The team discusses the tools used in detail, such as Flux for image generation, which employs diffusion to produce high-quality images from text prompts, and Aora for fine-tuning the models to recognize specific concepts like Mike. They also describe how video diffusion models generate short clips by extending the diffusion process into three dimensions (frames over time). For speech, they use a diffusion-based text-to-speech model trained on an hour of Mike’s voice, which, combined with lip-syncing, produces speech that sounds like Mike but with some limitations in capturing his unique vocal nuances.

Throughout the video, they demonstrate how adjusting the influence of the custom “Mike Laura” (a low-rank adaptation) affects the generated images, showing how small changes in parameters can produce more or less recognizable representations of Mike. They also compare open-source methods with proprietary tools like Hedra, which can produce more realistic videos from a single image and audio, highlighting the increasing accessibility of high-quality deepfake technology.
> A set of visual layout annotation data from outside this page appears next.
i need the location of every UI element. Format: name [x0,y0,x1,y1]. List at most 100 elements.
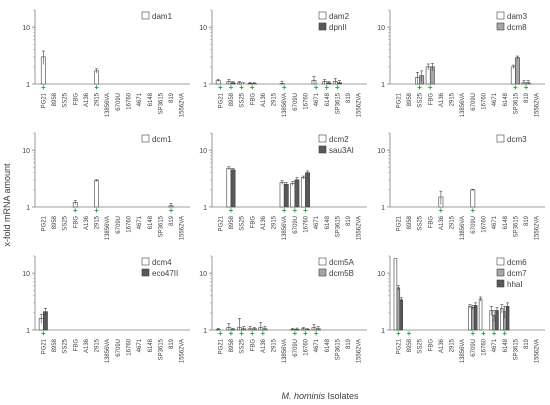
x-tick-label: 13856VA [105,216,111,240]
x-tick-label: SP3615 [335,92,341,114]
x-tick-label: 16760 [126,92,132,109]
bar-dcm7-6709U [471,307,475,331]
legend-swatch-eco47II [141,268,150,277]
y-tick-label: 10 [199,25,207,32]
x-tick-label: PG21 [396,215,402,231]
x-tick-label: A136 [261,215,267,230]
bar-hhaI-PG21 [399,299,403,331]
significance-marker: + [229,83,234,92]
x-tick-label: 6709U [293,339,299,357]
significance-marker: + [218,329,223,338]
x-tick-label: PG21 [218,92,224,108]
x-tick-label: 13856VA [282,216,288,240]
bar-dcm1-2915 [94,180,99,208]
x-tick-label: 8958 [229,215,235,229]
x-tick-label: 2915 [272,215,278,229]
x-tick-label: 6709U [471,93,477,111]
significance-marker: + [250,83,255,92]
significance-marker: + [218,83,223,92]
bar-dcm8-SP3615 [515,57,520,85]
x-tick-label: 4671 [492,215,498,229]
x-tick-label: 4671 [137,215,143,229]
legend-label-dcm8: dcm8 [507,23,527,32]
significance-marker: + [324,83,329,92]
significance-marker: + [470,329,475,338]
x-tick-label: SP3615 [158,215,164,237]
x-tick-label: 16760 [126,215,132,232]
bar-dcm6-PG21 [393,258,398,331]
x-tick-label: 4671 [137,92,143,106]
x-tick-label: 2915 [450,92,456,106]
x-tick-label: 8958 [407,215,413,229]
x-tick-label: 8958 [52,338,58,352]
x-tick-label: 819 [524,92,530,103]
significance-marker: + [502,329,507,338]
significance-marker: + [94,83,99,92]
x-tick-label: 4671 [137,338,143,352]
x-tick-label: SS25 [418,215,424,230]
legend-label-dcm7: dcm7 [507,269,527,278]
significance-marker: + [229,206,234,215]
significance-marker: + [229,329,234,338]
legend-label-dcm2: dcm2 [329,135,349,144]
x-tick-label: 6709U [116,216,122,234]
chart-panel-8: 110+ + + + + + + +PG21 8958 SS25 FBG A136 2915 13856V… [199,255,367,363]
legend-label-dcm5B: dcm5B [329,269,354,278]
x-tick-label: FBG [73,93,79,106]
x-tick-label: A136 [84,338,90,353]
x-tick-label: FBG [428,339,434,352]
x-tick-label: SS25 [240,92,246,107]
x-tick-label: 6148 [325,215,331,229]
x-tick-label: 6148 [325,92,331,106]
chart-panel-1: 110+ +PG21 8958 SS25 FBG A136 2915 13856VA 6709U… [22,9,190,117]
x-tick-label: SS25 [63,92,69,107]
significance-marker: + [261,329,266,338]
legend-label-dcm4: dcm4 [152,258,172,267]
x-tick-label: 13856VA [460,339,466,363]
y-tick-label: 1 [381,328,385,335]
legend-swatch-sau3AI [318,145,327,154]
y-tick-label: 1 [381,82,385,89]
legend-swatch-dcm2 [318,134,327,143]
legend-label-dam3: dam3 [507,12,528,21]
x-tick-label: 16760 [303,215,309,232]
x-tick-label: 15562VA [180,93,186,117]
x-tick-label: PG21 [41,338,47,354]
bar-sau3AI-8958 [230,169,236,208]
legend-swatch-dcm1 [141,134,150,143]
x-tick-label: 819 [346,92,352,103]
y-tick-label: 1 [26,328,30,335]
x-tick-label: 6148 [148,215,154,229]
x-tick-label: PG21 [41,215,47,231]
legend-label-dcm1: dcm1 [152,135,172,144]
significance-marker: + [335,83,340,92]
bar-dcm6-16760 [478,298,483,331]
legend-label-hhaI: hhaI [507,280,523,289]
x-tick-label: A136 [439,215,445,230]
x-tick-label: 6709U [116,339,122,357]
x-tick-label: FBG [250,93,256,106]
legend-swatch-dcm8 [496,22,505,31]
y-tick-label: 10 [199,148,207,155]
chart-panel-7: 1 10 +PG21 8958 SS25 FBG A136 2915 13856VA 6709U 1… [22,255,190,363]
x-tick-label: 15562VA [357,93,363,117]
x-tick-label: 819 [169,338,175,349]
bar-dcm6-6709U [468,306,472,331]
significance-marker: + [513,83,518,92]
y-tick-label: 10 [377,148,385,155]
x-tick-label: SS25 [418,338,424,353]
x-tick-label: 6709U [471,216,477,234]
x-tick-label: 819 [346,215,352,226]
x-tick-label: 6709U [293,216,299,234]
x-tick-label: 6148 [325,338,331,352]
significance-marker: + [524,83,529,92]
x-tick-label: 6148 [148,338,154,352]
x-tick-label: 6709U [471,339,477,357]
x-tick-label: 6148 [503,215,509,229]
bar-dcm2-16760 [300,177,306,208]
significance-marker: + [407,329,412,338]
significance-marker: + [41,329,46,338]
x-tick-label: FBG [73,339,79,352]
The overall message emphasizes how these tools are becoming easier to use and more powerful, raising ethical concerns about their potential misuse.

In conclusion, the creators showcase several AI-generated videos of Mike explaining various topics, illustrating the impressive capabilities of current open-source AI tools. They warn that such technology, once limited to experts, is now accessible to anyone with minimal technical skill, making it possible to produce highly convincing fake videos of anyone saying anything. The discussion ends with a reflection on the societal implications, urging caution and consideration of how these tools could be used maliciously, as the line between real and synthetic media continues to blur.